Berita Nasional
Alasan Menolak UU Cipta Kerja dan Ancaman Mogok Nasional Mulai Hari Ini
Alih-alih jaminan kesejahteraan, masyarakat ditimpa beban pengesahan UU Cipta Kerja.
Para akademisi ini menolak UU Cipta Kerja karena menabrak banyak aturan, bahkan nilai-nilai Pancasila.
"Aturan itu tidak hanya berisikan pasal-pasal bermasalah di mana nilai-nilai konstitusi (UUD 1945) dan Pancasila dilanggar bersamaan, tetapi juga cacat dalam prosedur pembentukannya," demikian petikan pernyataan para akademisi.
Dalam pandangan para akademisi ini, setidaknya ada lima permasalahan mendasar dalam UU Cipta Kerja.
Pertama, masalah sentralisasi yang dianggap menyerupai kondisi Orde Baru.
Sebab, terdapat hampir 400-an pasal yang menarik kewenangan kepada Presiden melalui pembentukan peraturan Presiden.
Kedua, UU Cipta Kerja anti-lingkungan hidup di mana terdapat pasal-pasal yang mengabaikan semangat perlindungan lingkungan hidup, terutama terhadap pelaksanaan pendekatan berbasis risiko serta semakin terbatasnya partisipasi masyarakat.
Ketiga, persoalan liberalisasi pertanian.
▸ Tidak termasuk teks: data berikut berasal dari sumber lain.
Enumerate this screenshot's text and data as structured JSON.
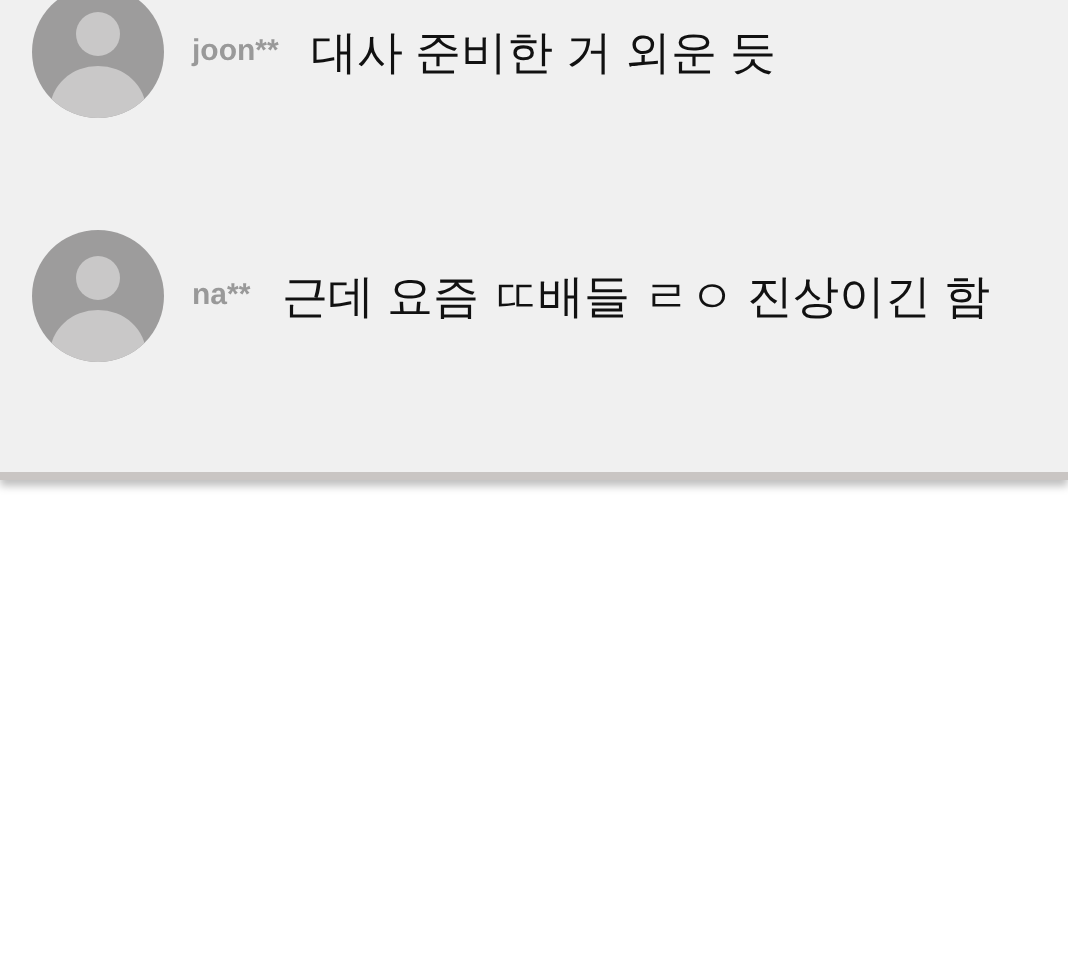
{
  "comments": [
    {
      "user": "joon**",
      "text": "대사 준비한 거 외운 듯"
    },
    {
      "user": "na**",
      "text": "근데 요즘 ㄸ배들 ㄹㅇ 진상이긴 함"
    }
  ]
}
Dalam aturan tersebut, tidak ada lagi perlindungan petani ataupun sumberdaya domestik.
Keempat, persoalan pengabaian hak asasi manusia (HAM).
Pada pasal-pasal tertentu hanya mengedepankan prinsip semata-mata keuntungan bagi pebisnis, sehingga abai terhadap nilai-nilai hak asasi manusia, terutama perlindungan dan pemenuhan hak pekerja, hak pekerja perempuan, hingga hak warga.
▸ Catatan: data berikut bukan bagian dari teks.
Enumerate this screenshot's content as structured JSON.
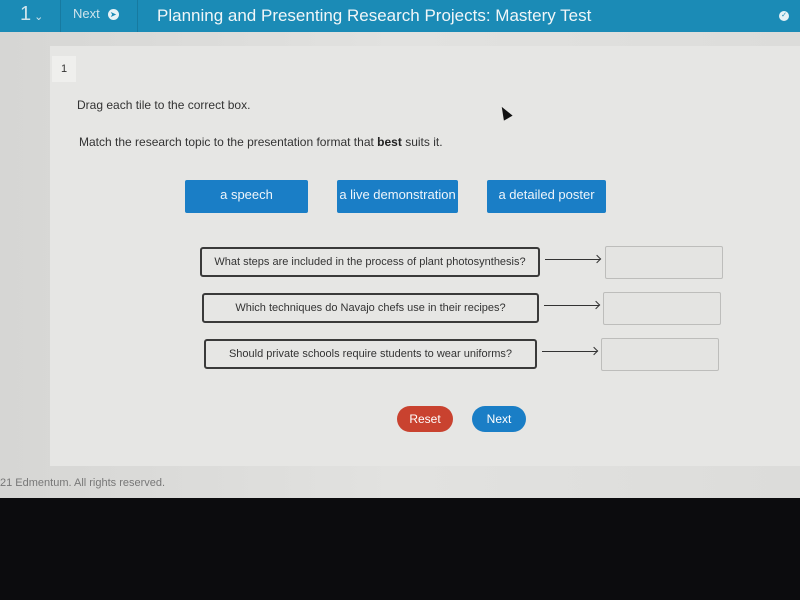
{
  "topbar": {
    "question_number": "1",
    "next_label": "Next",
    "title": "Planning and Presenting Research Projects: Mastery Test"
  },
  "question": {
    "number": "1",
    "instruction": "Drag each tile to the correct box.",
    "prompt_before": "Match the research topic to the presentation format that ",
    "prompt_bold": "best",
    "prompt_after": " suits it.",
    "tiles": [
      "a speech",
      "a live demonstration",
      "a detailed poster"
    ],
    "topics": [
      "What steps are included in the process of plant photosynthesis?",
      "Which techniques do Navajo chefs use in their recipes?",
      "Should private schools require students to wear uniforms?"
    ]
  },
  "buttons": {
    "reset": "Reset",
    "next": "Next",
    "reset_color": "#c9422f",
    "next_color": "#1a7ec6"
  },
  "footer": "21 Edmentum. All rights reserved."
}
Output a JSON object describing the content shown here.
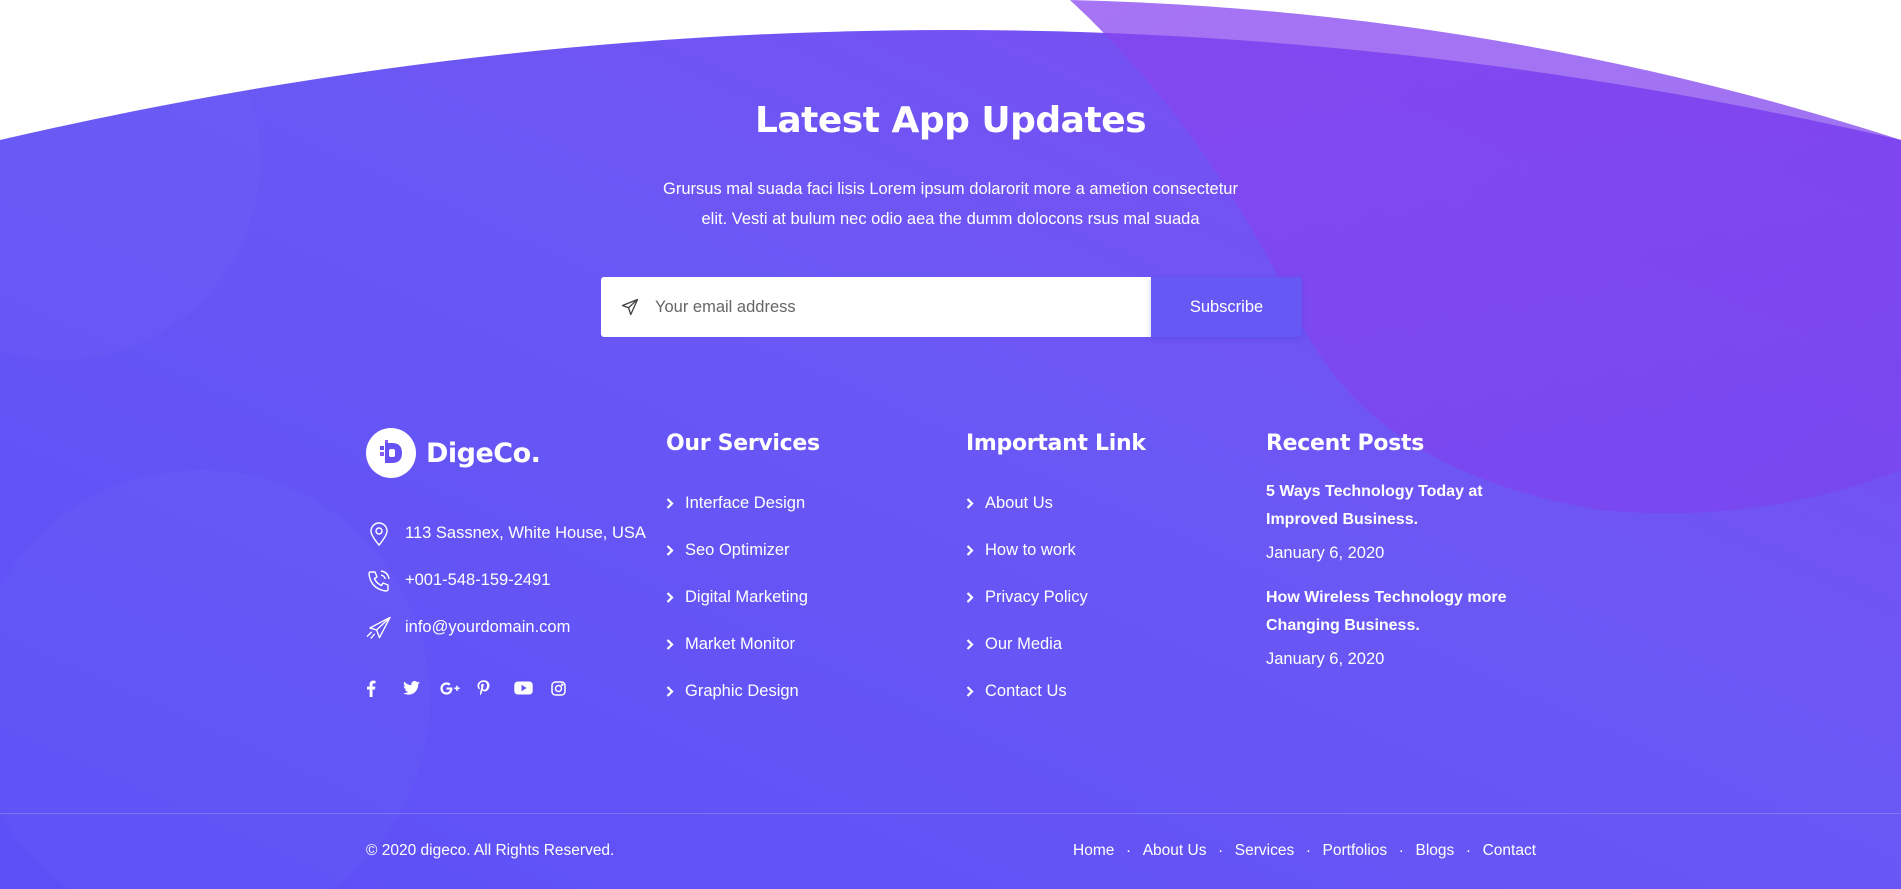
{
  "colors": {
    "gradient_start": "#5e4ff5",
    "gradient_end": "#8b43f0",
    "button": "#6658f5",
    "page_top": "#ffffff"
  },
  "newsletter": {
    "title": "Latest App Updates",
    "description": "Grursus mal suada faci lisis Lorem ipsum dolarorit more a ametion consectetur elit. Vesti at bulum nec odio aea the dumm dolocons rsus mal suada",
    "email_placeholder": "Your email address",
    "email_icon": "paper-plane-icon",
    "subscribe_label": "Subscribe"
  },
  "brand": {
    "name": "DigeCo.",
    "logo_icon": "digeco-logo-icon"
  },
  "contact": [
    {
      "icon": "map-pin-icon",
      "text": "113 Sassnex, White House, USA"
    },
    {
      "icon": "phone-icon",
      "text": "+001-548-159-2491"
    },
    {
      "icon": "paper-plane-icon",
      "text": "info@yourdomain.com"
    }
  ],
  "social": [
    "facebook-icon",
    "twitter-icon",
    "google-plus-icon",
    "pinterest-icon",
    "youtube-icon",
    "instagram-icon"
  ],
  "services": {
    "title": "Our Services",
    "items": [
      "Interface Design",
      "Seo Optimizer",
      "Digital Marketing",
      "Market Monitor",
      "Graphic Design"
    ]
  },
  "important_links": {
    "title": "Important Link",
    "items": [
      "About Us",
      "How to work",
      "Privacy Policy",
      "Our Media",
      "Contact Us"
    ]
  },
  "recent_posts": {
    "title": "Recent Posts",
    "items": [
      {
        "title": "5 Ways Technology Today at Improved Business.",
        "date": "January 6, 2020"
      },
      {
        "title": "How Wireless Technology more Changing Business.",
        "date": "January 6, 2020"
      }
    ]
  },
  "bottom": {
    "copyright": "© 2020 digeco. All Rights Reserved.",
    "separator": ".",
    "nav": [
      "Home",
      "About Us",
      "Services",
      "Portfolios",
      "Blogs",
      "Contact"
    ]
  }
}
Kelima, mengabaikan prosedur pembentukan UU.
Sebab, konsep Omnibus Law tidak diatur dalam UU Nomor 12 Tahun 2011 jo UU Nomor 15 Tahun 2019 tentang Pembentukan Peraturan Perundang-undangan.
Akademisi pun mempertanyakan pengesahan UU Cipta Kerja yang dibentuk tidak sesuai prosedur.
Terlebih, semua proses pembentukan hukum ini dilakukan di masa pandemi, sehingga sangat membatasi upaya memberi aspirasi untuk mencegah pelanggaran hak-hak asasi manusia.
Hingga Senin (5/10/2020), pukul 17.30 WIB, sebanyak 67 akademisi membubuhkan tanda tangan penolakan.
Akademisi terebut antara lain, Hariadi Kartodihardjo dari Institut Pertanian Bogor, Muhammad Fauzan dari Fakultas Hukum Universitas Soedirman, Susi Dwi Harijanti dari Fakultas Hukum Universitas Padjajaran, Abdil Mughis Mudhoffir, Sosiologi Universitas Negeri Jakarta, hingga Feri Amsari dari Fakultas Hukum Universitas Andalas.